How does Hosseini develop the villain archetype throughout the novel? Victora PAvey 3rd period

Criminal, lawbreaker, crook, thief, all of these words have another meaning: villain. In the book "The Kite Runner" by Khaled Hosseini, the author exploits and builds the development of the villain Assef. Hosseini develops the villain Assef by showing how he was during childhood, at Amir's party, then as a adult.
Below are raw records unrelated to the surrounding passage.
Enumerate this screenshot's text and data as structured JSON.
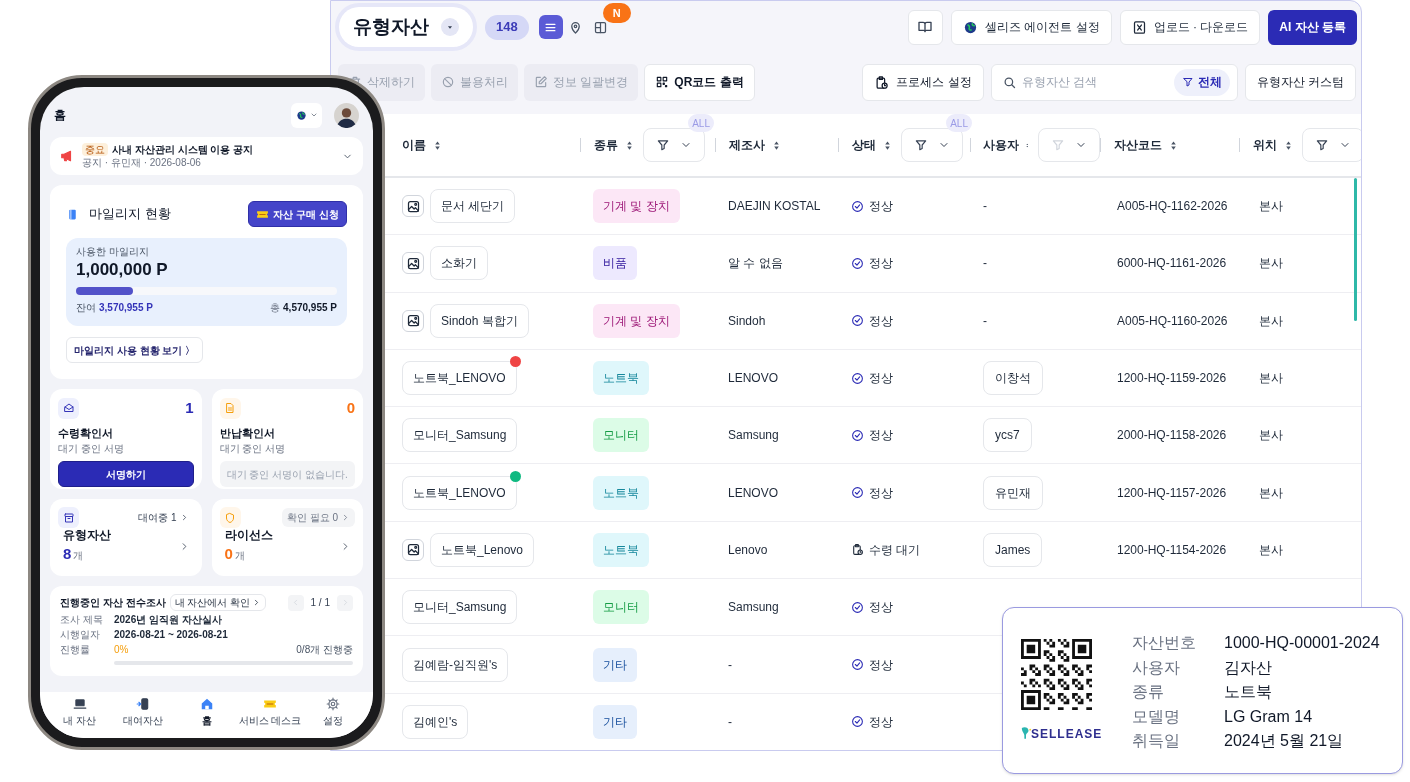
{
  "desktop": {
    "title": "유형자산",
    "count": "148",
    "views": [
      {
        "kind": "list",
        "selected": true
      },
      {
        "kind": "map",
        "selected": false
      },
      {
        "kind": "layout",
        "selected": false
      }
    ],
    "new_badge": "N",
    "actions": [
      {
        "kind": "book"
      },
      {
        "kind": "agent",
        "label": "셀리즈 에이전트 설정"
      },
      {
        "kind": "excel",
        "label": "업로드 · 다운로드"
      },
      {
        "kind": "primary",
        "label": "AI 자산 등록"
      }
    ],
    "toolbar": [
      {
        "kind": "trash",
        "label": "삭제하기",
        "disabled": true
      },
      {
        "kind": "ban",
        "label": "불용처리",
        "disabled": true
      },
      {
        "kind": "edit",
        "label": "정보 일괄변경",
        "disabled": true
      },
      {
        "kind": "qr",
        "label": "QR코드 출력",
        "disabled": false
      }
    ],
    "process_button": "프로세스 설정",
    "search": {
      "placeholder": "유형자산 검색",
      "filter_label": "전체"
    },
    "custom_button": "유형자산 커스텀",
    "table": {
      "columns": [
        {
          "label": "이름",
          "filter": false
        },
        {
          "label": "종류",
          "filter": true,
          "filter_dimmed": false,
          "badge": "ALL"
        },
        {
          "label": "제조사",
          "filter": false
        },
        {
          "label": "상태",
          "filter": true,
          "filter_dimmed": false,
          "badge": "ALL"
        },
        {
          "label": "사용자",
          "filter": true,
          "filter_dimmed": true
        },
        {
          "label": "자산코드",
          "filter": false
        },
        {
          "label": "위치",
          "filter": true,
          "filter_dimmed": false
        }
      ],
      "rows": [
        {
          "name": "문서 세단기",
          "has_image": true,
          "tag": {
            "label": "기계 및 장치",
            "color": "#fce7f6"
          },
          "maker": "DAEJIN KOSTAL",
          "status": {
            "kind": "normal",
            "label": "정상"
          },
          "user": {
            "kind": "plain",
            "label": "-"
          },
          "code": "A005-HQ-1162-2026",
          "location": "본사"
        },
        {
          "name": "소화기",
          "has_image": true,
          "tag": {
            "label": "비품",
            "color": "#ede9fe"
          },
          "maker": "알 수 없음",
          "status": {
            "kind": "normal",
            "label": "정상"
          },
          "user": {
            "kind": "plain",
            "label": "-"
          },
          "code": "6000-HQ-1161-2026",
          "location": "본사"
        },
        {
          "name": "Sindoh 복합기",
          "has_image": true,
          "tag": {
            "label": "기계 및 장치",
            "color": "#fce7f6"
          },
          "maker": "Sindoh",
          "status": {
            "kind": "normal",
            "label": "정상"
          },
          "user": {
            "kind": "plain",
            "label": "-"
          },
          "code": "A005-HQ-1160-2026",
          "location": "본사"
        },
        {
          "name": "노트북_LENOVO",
          "has_image": false,
          "dot": {
            "color": "#ef4444"
          },
          "tag": {
            "label": "노트북",
            "color": "#dff7fb"
          },
          "maker": "LENOVO",
          "status": {
            "kind": "normal",
            "label": "정상"
          },
          "user": {
            "kind": "pill",
            "label": "이창석"
          },
          "code": "1200-HQ-1159-2026",
          "location": "본사"
        },
        {
          "name": "모니터_Samsung",
          "has_image": false,
          "tag": {
            "label": "모니터",
            "color": "#dcfce7"
          },
          "maker": "Samsung",
          "status": {
            "kind": "normal",
            "label": "정상"
          },
          "user": {
            "kind": "pill",
            "label": "ycs7"
          },
          "code": "2000-HQ-1158-2026",
          "location": "본사"
        },
        {
          "name": "노트북_LENOVO",
          "has_image": false,
          "dot": {
            "color": "#10b981"
          },
          "tag": {
            "label": "노트북",
            "color": "#dff7fb"
          },
          "maker": "LENOVO",
          "status": {
            "kind": "normal",
            "label": "정상"
          },
          "user": {
            "kind": "pill",
            "label": "유민재"
          },
          "code": "1200-HQ-1157-2026",
          "location": "본사"
        },
        {
          "name": "노트북_Lenovo",
          "has_image": true,
          "tag": {
            "label": "노트북",
            "color": "#dff7fb"
          },
          "maker": "Lenovo",
          "status": {
            "kind": "pending",
            "label": "수령 대기"
          },
          "user": {
            "kind": "pill",
            "label": "James"
          },
          "code": "1200-HQ-1154-2026",
          "location": "본사"
        },
        {
          "name": "모니터_Samsung",
          "has_image": false,
          "tag": {
            "label": "모니터",
            "color": "#dcfce7"
          },
          "maker": "Samsung",
          "status": {
            "kind": "normal",
            "label": "정상"
          }
        },
        {
          "name": "김예람-임직원's",
          "has_image": false,
          "tag": {
            "label": "기타",
            "color": "#e6effc"
          },
          "maker": "-",
          "status": {
            "kind": "normal",
            "label": "정상"
          }
        },
        {
          "name": "김예인's",
          "has_image": false,
          "tag": {
            "label": "기타",
            "color": "#e6effc"
          },
          "maker": "-",
          "status": {
            "kind": "normal",
            "label": "정상"
          }
        }
      ]
    }
  },
  "phone": {
    "header_title": "홈",
    "notice": {
      "badge": "중요",
      "title": "사내 자산관리 시스템 이용 공지",
      "meta": "공지 · 유민재 · 2026-08-06"
    },
    "mileage": {
      "title": "마일리지 현황",
      "purchase_button": "자산 구매 신청",
      "used_label": "사용한 마일리지",
      "used_value": "1,000,000 P",
      "level": 0.22,
      "remain_label": "잔여",
      "remain_value": "3,570,955 P",
      "total_label": "총",
      "total_value": "4,570,955 P",
      "history_link": "마일리지 사용 현황 보기 〉"
    },
    "sign_cards": [
      {
        "kind": "receive",
        "count": "1",
        "title": "수령확인서",
        "subtitle": "대기 중인 서명",
        "action": "서명하기",
        "disabled": false
      },
      {
        "kind": "return",
        "count": "0",
        "title": "반납확인서",
        "subtitle": "대기 중인 서명",
        "action": "대기 중인 서명이 없습니다.",
        "disabled": true
      }
    ],
    "asset_cards": [
      {
        "kind": "tangible",
        "title": "유형자산",
        "count": "8",
        "unit": "개",
        "chip": "대여중 1",
        "chip_disabled": false
      },
      {
        "kind": "license",
        "title": "라이선스",
        "count": "0",
        "unit": "개",
        "chip": "확인 필요 0",
        "chip_disabled": true
      }
    ],
    "survey": {
      "title": "진행중인 자산 전수조사",
      "link": "내 자산에서 확인",
      "page": "1 / 1",
      "rows": [
        {
          "label": "조사 제목",
          "value": "2026년 임직원 자산실사"
        },
        {
          "label": "시행일자",
          "value": "2026-08-21 ~ 2026-08-21"
        }
      ],
      "progress_label": "진행률",
      "progress_value": "0%",
      "progress_note": "0/8개 진행중",
      "level": 0
    },
    "nav": [
      {
        "kind": "laptop",
        "label": "내 자산",
        "selected": false
      },
      {
        "kind": "mobile",
        "label": "대여자산",
        "selected": false
      },
      {
        "kind": "home",
        "label": "홈",
        "selected": true
      },
      {
        "kind": "ticket",
        "label": "서비스 데스크",
        "selected": false
      },
      {
        "kind": "gear",
        "label": "설정",
        "selected": false
      }
    ]
  },
  "label_card": {
    "brand": "SELLEASE",
    "fields": [
      {
        "label": "자산번호",
        "value": "1000-HQ-00001-2024"
      },
      {
        "label": "사용자",
        "value": "김자산"
      },
      {
        "label": "종류",
        "value": "노트북"
      },
      {
        "label": "모델명",
        "value": "LG Gram 14"
      },
      {
        "label": "취득일",
        "value": "2024년 5월 21일"
      }
    ]
  }
}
In the beginning of the book, it's evident that Assef has badness within. Assef particularly hates Hassan because he's a Hazara. Assef believes that Pashtuns are superior and Hazaras are the scum on the bottom of his shoe. Assef would do anything to hurt Hassan. For example, in chapter five, Assef confronted Amir and Hassan and started to condemn Hassan's identity and starts to go after Amir. Assef started to threaten Amir's life when "Assef slipped on the brass knuckles. Gave me an icy look... I looked into his crazy eyes and saw that he really meant it. He meant to hurt me." This proves that even from a young age Assef was already bad and he didn't care if it meant hurting others. Clearly, this shows the beginning of a villain in the making. Furthermore, Assef attacks Hassan in an uneven fight in a back alley and does something unforgivable. In chapter seven, Hassan is kite running for Amir and gets trapped by Assef and his friends and Assef said: "All I want you weaklings to do is hold him down. Can you manage that?... They looked relived. Assef knelt behind Hassan, and put his hands on Hassan's hips..." This example reveals the immense immorality in Assef, from trying to beat the boys up to raping one, it's inhumane. Thus proving the true darkness in Assef that the author will build upon throughout the rest of the book.
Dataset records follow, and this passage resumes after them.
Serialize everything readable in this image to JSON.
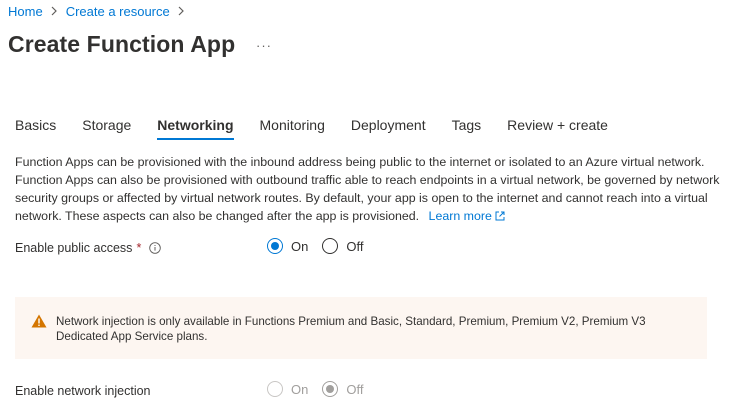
{
  "breadcrumb": {
    "items": [
      "Home",
      "Create a resource"
    ]
  },
  "page": {
    "title": "Create Function App",
    "more_label": "···"
  },
  "tabs": [
    {
      "label": "Basics",
      "active": false
    },
    {
      "label": "Storage",
      "active": false
    },
    {
      "label": "Networking",
      "active": true
    },
    {
      "label": "Monitoring",
      "active": false
    },
    {
      "label": "Deployment",
      "active": false
    },
    {
      "label": "Tags",
      "active": false
    },
    {
      "label": "Review + create",
      "active": false
    }
  ],
  "description": {
    "text": "Function Apps can be provisioned with the inbound address being public to the internet or isolated to an Azure virtual network. Function Apps can also be provisioned with outbound traffic able to reach endpoints in a virtual network, be governed by network security groups or affected by virtual network routes. By default, your app is open to the internet and cannot reach into a virtual network. These aspects can also be changed after the app is provisioned.",
    "link_label": "Learn more"
  },
  "public_access": {
    "label": "Enable public access",
    "required_mark": "*",
    "options": [
      "On",
      "Off"
    ],
    "selected": "On"
  },
  "warning": {
    "text": "Network injection is only available in Functions Premium and Basic, Standard, Premium, Premium V2, Premium V3 Dedicated App Service plans."
  },
  "network_injection": {
    "label": "Enable network injection",
    "options": [
      "On",
      "Off"
    ],
    "selected": "Off",
    "disabled": true
  },
  "colors": {
    "accent": "#0078d4",
    "warning_icon": "#d47500",
    "warning_bg": "#fdf6f1"
  },
  "icons": {
    "breadcrumb_separator": "chevron-right-icon",
    "info": "info-icon",
    "external_link": "external-link-icon",
    "warning": "warning-icon"
  }
}
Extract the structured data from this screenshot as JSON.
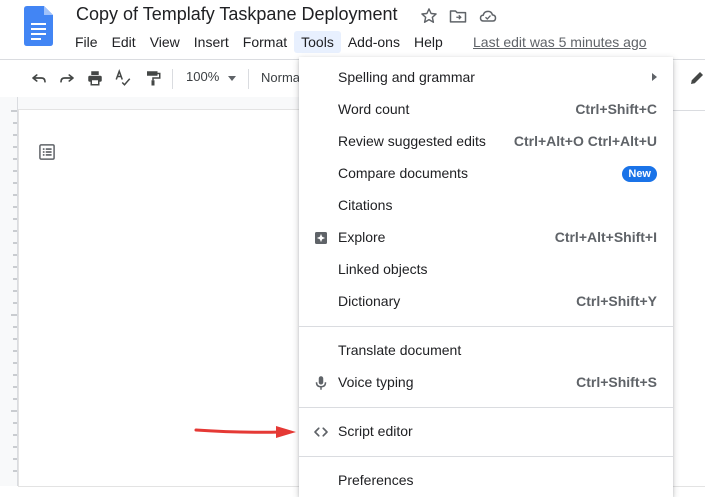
{
  "header": {
    "title": "Copy of Templafy Taskpane Deployment",
    "last_edit": "Last edit was 5 minutes ago",
    "icons": [
      "docs-logo-icon",
      "star-icon",
      "move-to-folder-icon",
      "cloud-status-icon"
    ]
  },
  "menubar": {
    "items": [
      "File",
      "Edit",
      "View",
      "Insert",
      "Format",
      "Tools",
      "Add-ons",
      "Help"
    ],
    "active": "Tools"
  },
  "toolbar": {
    "zoom": "100%",
    "style": "Normal",
    "icons": [
      "undo-icon",
      "redo-icon",
      "print-icon",
      "spellcheck-icon",
      "paint-format-icon",
      "zoom-dropdown-icon",
      "pencil-edit-icon"
    ]
  },
  "tools_menu": {
    "items": [
      {
        "label": "Spelling and grammar",
        "shortcut": "",
        "submenu": true
      },
      {
        "label": "Word count",
        "shortcut": "Ctrl+Shift+C"
      },
      {
        "label": "Review suggested edits",
        "shortcut": "Ctrl+Alt+O Ctrl+Alt+U"
      },
      {
        "label": "Compare documents",
        "badge": "New"
      },
      {
        "label": "Citations",
        "shortcut": ""
      },
      {
        "label": "Explore",
        "shortcut": "Ctrl+Alt+Shift+I",
        "icon": "explore-icon"
      },
      {
        "label": "Linked objects",
        "shortcut": ""
      },
      {
        "label": "Dictionary",
        "shortcut": "Ctrl+Shift+Y"
      },
      {
        "label": "Translate document",
        "shortcut": ""
      },
      {
        "label": "Voice typing",
        "shortcut": "Ctrl+Shift+S",
        "icon": "microphone-icon"
      },
      {
        "label": "Script editor",
        "shortcut": "",
        "icon": "code-brackets-icon"
      },
      {
        "label": "Preferences",
        "shortcut": ""
      }
    ]
  },
  "colors": {
    "accent": "#1a73e8",
    "annotation_arrow": "#e53935",
    "menu_active_bg": "#e8f0fe"
  }
}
Later on in the novel, Assef shows up upon Baba's request to Amir's birthday party; obviously, Baba doesn’t know about what Assef has done. Assef shows up acting his cocky self, in chapter eight, with Amir's gift in hand. Amir, furious to see Assef, storms off in bad manner with his gift towards a field. Amir "tore the wrapping paper from Assef's present and tilted the book cover in the moonlight. It was a biography of Hitler." This example shows that Assef isn't even ashamed of what he has done to Hassan and, he believes that Hitler's "principles" are the only way. Cleary, this shows that the villain in Assef is starting to evolve and be consumed into a greater darkness not caring about the consequences of his actions. In addition, at the end of chapter eight, Assef sees Hassan, and messes with him. Amir says "I saw something I'll never forget: Hassan serving drinks to Assef... Assef grinning, kneading Hassan in the chest with a knuckle." This proves that Assef truly has no regrets or remorse toward what he has done. As a result, it shows his true character, which is purely disgusting.
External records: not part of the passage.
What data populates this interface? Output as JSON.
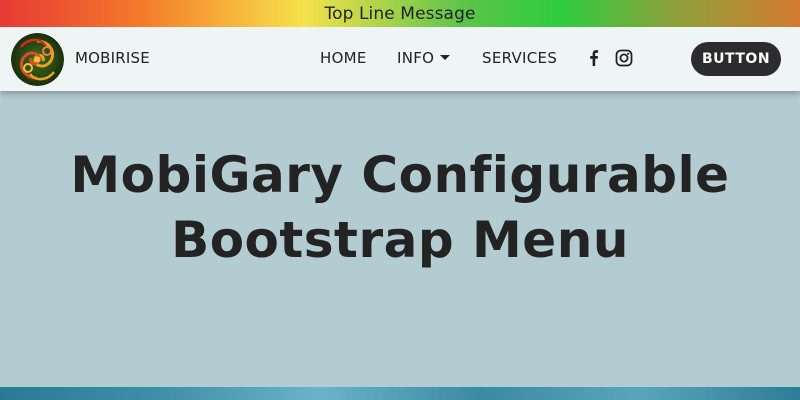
{
  "top_message": "Top Line Message",
  "navbar": {
    "brand": "MOBIRISE",
    "logo_icon": "mobirise-swirl-logo-icon",
    "links": [
      {
        "label": "HOME"
      },
      {
        "label": "INFO",
        "has_dropdown": true
      },
      {
        "label": "SERVICES"
      }
    ],
    "social": [
      "facebook-icon",
      "instagram-icon"
    ],
    "button_label": "BUTTON"
  },
  "hero": {
    "title_line1": "MobiGary Configurable",
    "title_line2": "Bootstrap Menu"
  },
  "colors": {
    "navbar_bg": "#eff4f5",
    "hero_bg": "#b2ccd2",
    "button_bg": "#2c2c2c",
    "text": "#232323"
  }
}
At the end of the novel, Amir goes back to Afghan after living in America for so long. Amir meets up with Rahim Khan and soon realizes the Afghan he has returned to, is not the same place her remembers. Rahim Khan tells Amir about his old friend: Hassan. Who had a happy life, with a wife and a son, but sadly the couple died at the hands of the Taliban and left an orphan son. Rahim wants Amir to find Sohrab, Hassan's son, but they soon find out that Sohrab has been sold to the Taliban. Amir goes after Sohrab, but when he reaches where Sohrab is being kept he's struck with the reality that Assef is the head of the Taliban there, and he's the one keeping Sohrab. In chapter twenty-two Amir tries to talk to Assef to get the boy back: " "Tell me why you want the boy" Assef said. He pinched Sohrab's earlobe between his teeth..." This proves that Assef is truly despicable, holding young boys captive and raping them. Clearly, Afghan has changed, but Assef is still the same moron; furthermore, near the end of chapter twenty-two, Assef is willing to let the boy go, but not for free. The only way Amir was going to get the boy was if he killed Assef. Amir says he "remembered this: His(Assef) brass knuckles flashing in the afternoon light; how cold the first few blows were..." This demonstrates that Assef has progressed as the villain of the book. Assef has truly become a devil, and has no intent in ever changing.
In conclusion, Assef is a terrible person for the sins he has committed in this world and Hosseini demonstrates that by giving us many different examples at the beginning and the end of the book.